Pour le sociologue Christophe Apprill, également auteur de Slow: Désir et désillusion, c'est le principe même des danses sociales: "On est plus dans le partage que dans la performance artistique. Le ticket d'entrée, financier comme technique, est accessible. On peut venir seul." "Il n'y a pas de prérequis, on n'a pas besoin d'être un grand danseur pour s'approprier quelques pas", résume-t-il.

Cette danse libère aussi de "l'appréhension de la proximité physique" avec son ou sa partenaire. C'est d'ailleurs ce qu'exprime Jean-Claude Laly, qui dirige plusieurs clubs à Monaco.

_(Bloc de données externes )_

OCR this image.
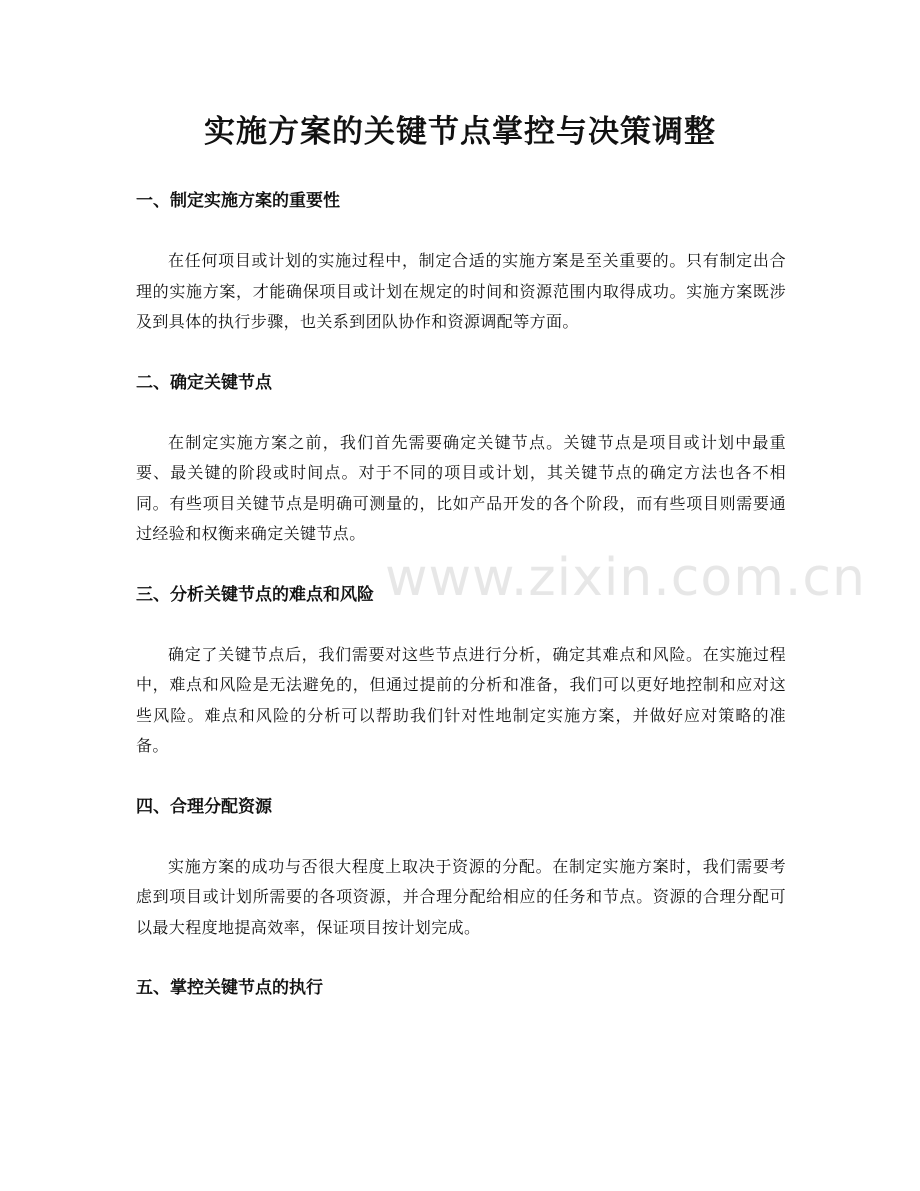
实施方案的关键节点掌控与决策调整
www.zixin.com.cn
一、制定实施方案的重要性

在任何项目或计划的实施过程中，制定合适的实施方案是至关重要的。只有制定出合理的实施方案，才能确保项目或计划在规定的时间和资源范围内取得成功。实施方案既涉及到具体的执行步骤，也关系到团队协作和资源调配等方面。

二、确定关键节点

在制定实施方案之前，我们首先需要确定关键节点。关键节点是项目或计划中最重要、最关键的阶段或时间点。对于不同的项目或计划，其关键节点的确定方法也各不相同。有些项目关键节点是明确可测量的，比如产品开发的各个阶段，而有些项目则需要通过经验和权衡来确定关键节点。

三、分析关键节点的难点和风险

确定了关键节点后，我们需要对这些节点进行分析，确定其难点和风险。在实施过程中，难点和风险是无法避免的，但通过提前的分析和准备，我们可以更好地控制和应对这些风险。难点和风险的分析可以帮助我们针对性地制定实施方案，并做好应对策略的准备。

四、合理分配资源

实施方案的成功与否很大程度上取决于资源的分配。在制定实施方案时，我们需要考虑到项目或计划所需要的各项资源，并合理分配给相应的任务和节点。资源的合理分配可以最大程度地提高效率，保证项目按计划完成。

五、掌控关键节点的执行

Se disant doté de "deux pieds gauches" et ayant toujours craint de malmener - involontairement - sa partenaire, il a vu dans la country la possibilité de danser seul mais en groupe. "C'est une danse démocratique", souligne Christophe Apprill.

"Avec la country, on fait société, on se relie au groupe sans même avoir besoin de parler", analyse le sociologue. "C'est un moment très intense."

Une certaine noblesse dans la pratique alors que la country serait la cible de stéréotypes "dévalorisants", regrette Christophe Apprill. "Certains voient la country comme le degré zéro de la danse, comme quelque chose de ringard, réservé aux ploucs." Un mépris "dans l'échelle des danses" qui serait à l'image d'un mépris "dans l'échelle sociale".

Pourtant, assure-t-il, quelque chose "d'essentiel" se joue sur la piste de danse, "de l'ordre de la vie et de la mort". Une philosophie résumée en quelques mots par Véronique Villette:

"Quand on danse, on ne pense plus à rien. On chante, on rit, on s'amuse ensemble, on oublie tout."